"Ama" sözcüğünü çoğu zaman nasıl kullandığımıza hiç dikkat ettiniz mi? "Bugün sahile inmek çok hoşuma giderdi, ama çalışmak zorundayım." "Yardım etmek isterdim, ama şu anda çok meşgulüm." "Seninle dışarı çıkmak isterdim, ama bu akşam saçımı yıkayacağım, kuruması çok uzun sürer." "Bunu beğendim, ama . . ." Bu ne çok kıvırtılınca böyle!
Ama şu anlamlara gelir: haricinde, müstesna; ancak; ondan başka; ondan başka türlü; lakin; mamafih.

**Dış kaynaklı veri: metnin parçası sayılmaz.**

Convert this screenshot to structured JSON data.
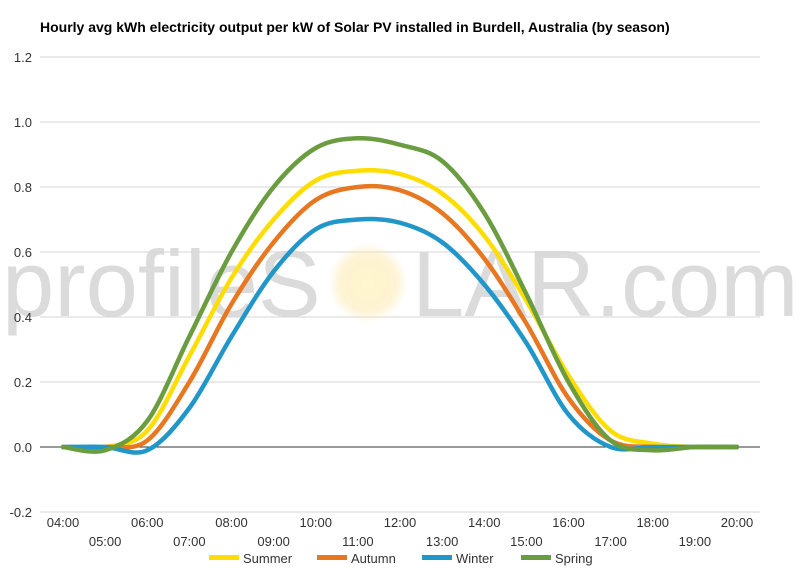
{
  "chart_data": {
    "type": "line",
    "title": "Hourly avg kWh electricity output per kW of Solar PV installed in Burdell, Australia (by season)",
    "xlabel": "",
    "ylabel": "",
    "ylim": [
      -0.2,
      1.2
    ],
    "yticks": [
      "-0.2",
      "0.0",
      "0.2",
      "0.4",
      "0.6",
      "0.8",
      "1.0",
      "1.2"
    ],
    "yticks_values": [
      -0.2,
      0.0,
      0.2,
      0.4,
      0.6,
      0.8,
      1.0,
      1.2
    ],
    "categories": [
      "04:00",
      "05:00",
      "06:00",
      "07:00",
      "08:00",
      "09:00",
      "10:00",
      "11:00",
      "12:00",
      "13:00",
      "14:00",
      "15:00",
      "16:00",
      "17:00",
      "18:00",
      "19:00",
      "20:00"
    ],
    "grid": true,
    "legend": "bottom",
    "series": [
      {
        "name": "Summer",
        "color": "#ffdd00",
        "values": [
          0,
          0,
          0.05,
          0.28,
          0.52,
          0.7,
          0.82,
          0.85,
          0.84,
          0.78,
          0.65,
          0.45,
          0.22,
          0.05,
          0.01,
          0,
          0
        ]
      },
      {
        "name": "Autumn",
        "color": "#e87722",
        "values": [
          0,
          0,
          0.02,
          0.2,
          0.44,
          0.63,
          0.76,
          0.8,
          0.79,
          0.72,
          0.58,
          0.38,
          0.15,
          0.02,
          0,
          0,
          0
        ]
      },
      {
        "name": "Winter",
        "color": "#2196c8",
        "values": [
          0,
          0,
          -0.01,
          0.12,
          0.34,
          0.54,
          0.67,
          0.7,
          0.69,
          0.63,
          0.5,
          0.32,
          0.1,
          0.0,
          0,
          0,
          0
        ]
      },
      {
        "name": "Spring",
        "color": "#6a9c40",
        "values": [
          0,
          -0.01,
          0.08,
          0.34,
          0.6,
          0.8,
          0.92,
          0.95,
          0.93,
          0.88,
          0.72,
          0.47,
          0.2,
          0.02,
          -0.01,
          0,
          0
        ]
      }
    ]
  },
  "watermark": {
    "text_left": "profileS",
    "text_right": "LAR.com"
  }
}
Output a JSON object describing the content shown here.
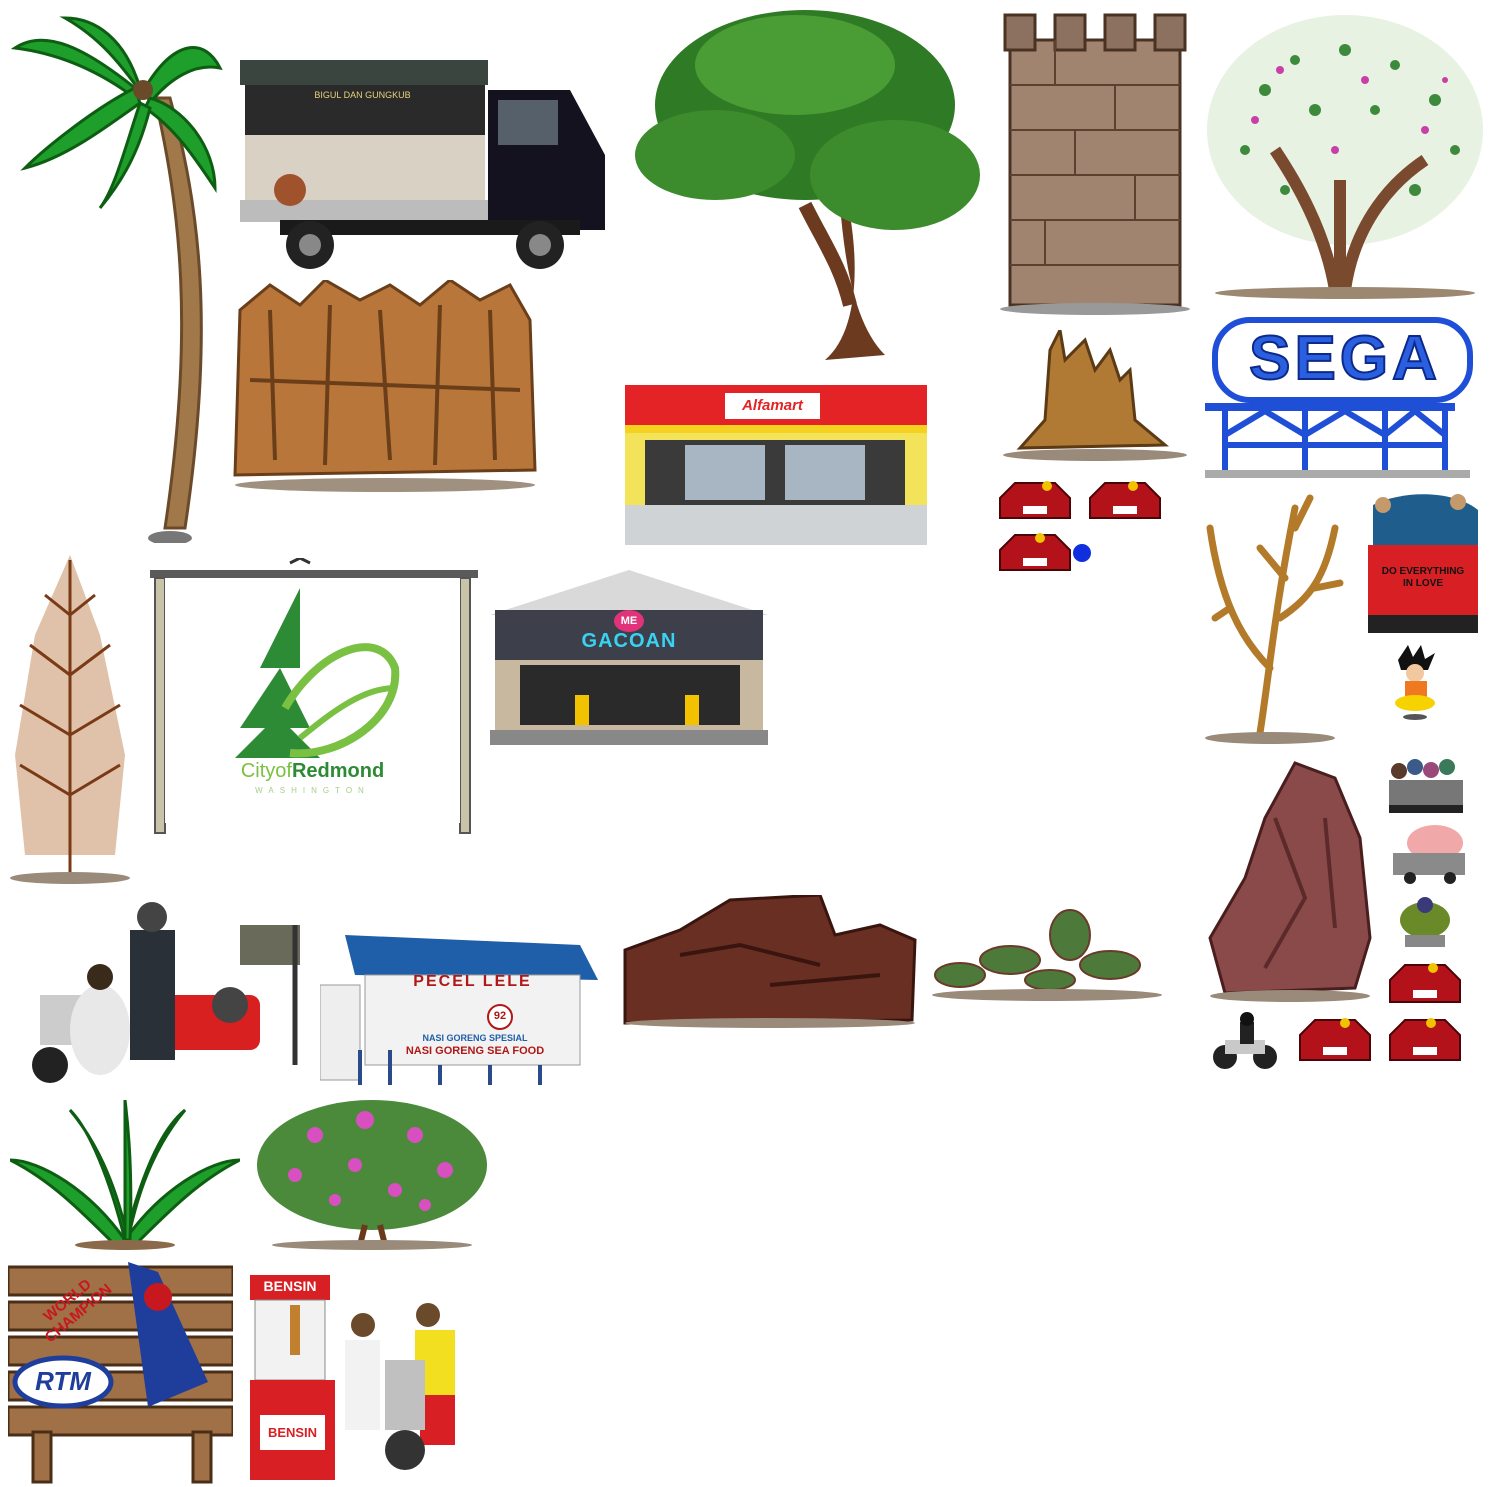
{
  "sheet": {
    "background": "#ffffff"
  },
  "food_truck": {
    "sign_line1": "BIGUL DAN GUNGKUB"
  },
  "alfamart": {
    "logo": "Alfamart"
  },
  "sega": {
    "logo": "SEGA"
  },
  "truck": {
    "slogan_line1": "DO EVERYTHING",
    "slogan_line2": "IN LOVE"
  },
  "redmond": {
    "title_a": "Cityof",
    "title_b": "Redmond",
    "subtitle": "WASHINGTON"
  },
  "gacoan": {
    "badge": "ME",
    "name": "GACOAN"
  },
  "pecel": {
    "title": "PECEL LELE",
    "number": "92",
    "line1": "NASI GORENG SPESIAL",
    "line2": "NASI GORENG SEA FOOD"
  },
  "rtm": {
    "banner": "WORLD CHAMPION",
    "logo": "RTM"
  },
  "bensin": {
    "top_label": "BENSIN",
    "bottom_label": "BENSIN"
  },
  "colors": {
    "palm_green": "#1e9e2a",
    "bark": "#8b5a2b",
    "rock": "#7a3b2e",
    "sega_blue": "#1f4fd6",
    "car_red": "#b3121b"
  }
}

Şimdi aynı cümleleri alıp "ama" yerine "ve" kullanalım. "Bugün sahlle inmek çok hoş olurdu ve ben çalışmak zorundayım." Belki her ikisini de yapabilirsiniz, ha? "Sana yardım etmek isterim ve ben şu anda çok meşgulüm." Öyleyse işiniz bitince yardım edin! "Seninle dışarı çıkmak istiyorum ve ben bu akşam saçımı yıkayacağım, kuruması uzun sürüyor." O zaman sen de gelip bana yardım et! "Bunu beğendim ve. . ."
Ve şu anlamlara gelir: hem; ek olarak; dahası; aynı ölçüde. Ama (söylemek üzereyken kendinizi ve demeye zorlayın ve neler olacağını yorun. Şaşkınlığa uğrayacaksınız! Engeller bir bir yıkılacak, çünkü amayı başınızdan attığınızda ortada engel falan kalmayacak! Ama bunu yapmak istediğinize emin olun -hayır, hayır, ve bunu yapmak istediğinize emin olun!